As a public speaker, there are few things worse than watching your audience lean back in their seats, drift away, and lose interest.
How can you wake them up and hold their full attention?

Ask a question.
Why? Because questions — especially the rhetorical ones — invite listeners into a dialogue. They may even activate a part of the brain that engages in problem solving. When you hear a question, you naturally look for an answer — even if the speaker isn’t soliciting one. A question may also evoke emotion, or help to emphasize a key point.
The result? Your audience feels more engaged and is more likely to remember what you said later on.
Here’s an example I heard in a recent presentation by an eCommerce software CEO, Laura Behrens Wu. At one point, she asks:
“What’s the one thing you’ve been putting off that, if completed, could change everything?”
Immediately, my mental wheels started spinning as I thought about my answer.
Different Types of Questions
There are many different types of questions a speaker can use. Here are three that work especially well in engaging your audience.
1. ”What if … ?”
This is a way of “thinking out loud.” Here, you are posing a question to the audience and yourself simultaneously.
It’s a way of inviting collective thinking and imagining. Now, instead of being given “the answer,” you are inviting the audience to think along with you.
For example, rather than saying, “It’s important for our organization to do X to improve our bottom line,” you might say, “What if we did X as a way to improve our bottom line?”
Same information, but by framing it as a What If? question, you now get your audience involved.
2. “Can you imagine a world where … ?”
Here, you are inviting the audience into a shared future vision. This is what one of my clients, startup founder Steve Jepeal, asked in a recent presentation:
“Can you imagine a world where bridges and tunnels last not for 30–40 years, but for a lifetime?” (Thanks to their pioneering stainless steel coating for rebar.)
By asking the audience to visualize this future potential reality — one which his innovation can make possible — he is summoning their imagination. He’s inviting them to think “Yes!” In doing so, he underscores his big idea without breaking the flow of his presentation.
3. How did we get here?
If you’re someone like Stephen Hawking, you mean this literally — “Was there anything before the big bang? If not, what created the universe?”

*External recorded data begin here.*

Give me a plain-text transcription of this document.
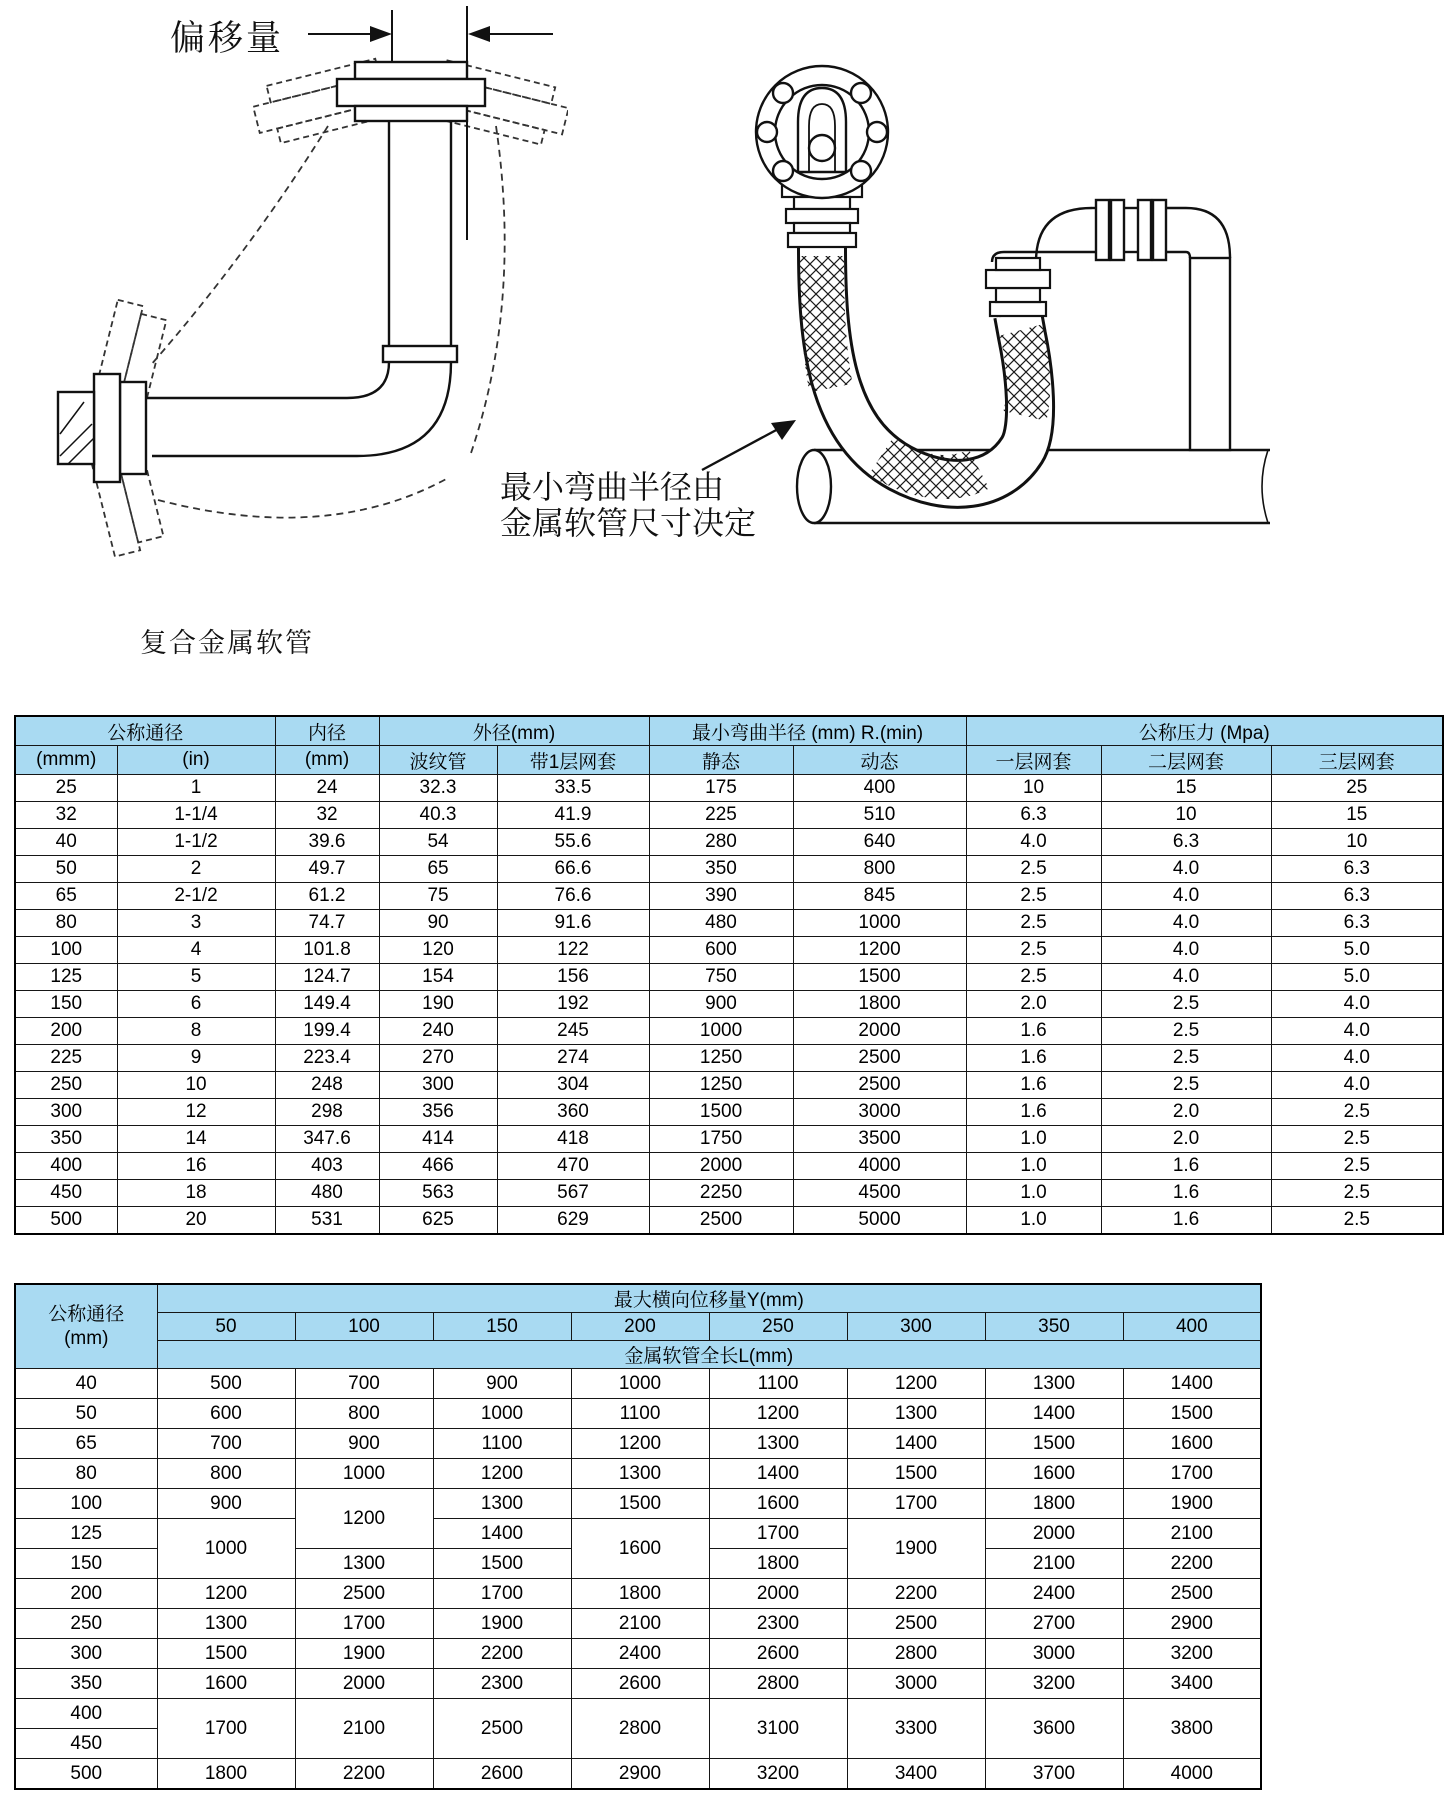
偏移量
最小弯曲半径由
金属软管尺寸决定
复合金属软管
公称通径		内径	外径(mm)		最小弯曲半径 (mm) R.(min)		公称压力 (Mpa)		
(mmm)	(in)	(mm)	波纹管	带1层网套	静态	动态	一层网套	二层网套	三层网套
25	1	24	32.3	33.5	175	400	10	15	25
32	1-1/4	32	40.3	41.9	225	510	6.3	10	15
40	1-1/2	39.6	54	55.6	280	640	4.0	6.3	10
50	2	49.7	65	66.6	350	800	2.5	4.0	6.3
65	2-1/2	61.2	75	76.6	390	845	2.5	4.0	6.3
80	3	74.7	90	91.6	480	1000	2.5	4.0	6.3
100	4	101.8	120	122	600	1200	2.5	4.0	5.0
125	5	124.7	154	156	750	1500	2.5	4.0	5.0
150	6	149.4	190	192	900	1800	2.0	2.5	4.0
200	8	199.4	240	245	1000	2000	1.6	2.5	4.0
225	9	223.4	270	274	1250	2500	1.6	2.5	4.0
250	10	248	300	304	1250	2500	1.6	2.5	4.0
300	12	298	356	360	1500	3000	1.6	2.0	2.5
350	14	347.6	414	418	1750	3500	1.0	2.0	2.5
400	16	403	466	470	2000	4000	1.0	1.6	2.5
450	18	480	563	567	2250	4500	1.0	1.6	2.5
500	20	531	625	629	2500	5000	1.0	1.6	2.5
公称通径
(mm)	最大横向位移量Y(mm)							
	50	100	150	200	250	300	350	400
	金属软管全长L(mm)							
40	500	700	900	1000	1100	1200	1300	1400
50	600	800	1000	1100	1200	1300	1400	1500
65	700	900	1100	1200	1300	1400	1500	1600
80	800	1000	1200	1300	1400	1500	1600	1700
100	900	1200	1300	1500	1600	1700	1800	1900
125	1000		1400	1600	1700	1900	2000	2100
150		1300	1500		1800		2100	2200
200	1200	2500	1700	1800	2000	2200	2400	2500
250	1300	1700	1900	2100	2300	2500	2700	2900
300	1500	1900	2200	2400	2600	2800	3000	3200
350	1600	2000	2300	2600	2800	3000	3200	3400
400	1700	2100	2500	2800	3100	3300	3600	3800
450								
500	1800	2200	2600	2900	3200	3400	3700	4000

But for the rest of us, we’re inviting the audience into a thought experiment about a story in process.
“How did we get to this conundrum in cancer research?”
“How did we come to a roadblock in our effort to reduce poverty, or provide access to clean water?”
When you ask a “How did we get here?” question, you are waving the audience over:
“Come look through this window, and see the trail that led here.” This gives them the background and context they need to understand the meaning of your work today.
How Often Should Questions Be Used?
It‘s hard to give you a precise number or recipe. But in general, think of questions as tools for emphasis — something you use sparingly, like spices in a meal. They are meant to spark interest, not overwhelm. Too many questions will fatigue the audience and diminish their effectiveness.
As to when to employ them, the short answer is “anytime.” You can open with a question. You can close with a question. You can plant a strong question in the middle of your talk. Just don’t do it too often!
Questions – the Speaker’s Secret Weapon
When you ask a question at the right time, you invite your audience in. Your talk becomes a set of ideas that you and they create, together.
Now, rather than sitting silently as passive (and possibly bored) recipients of information, they are mentally engaged in conversation with you, co-creating the meaning and takeaways you want to give them.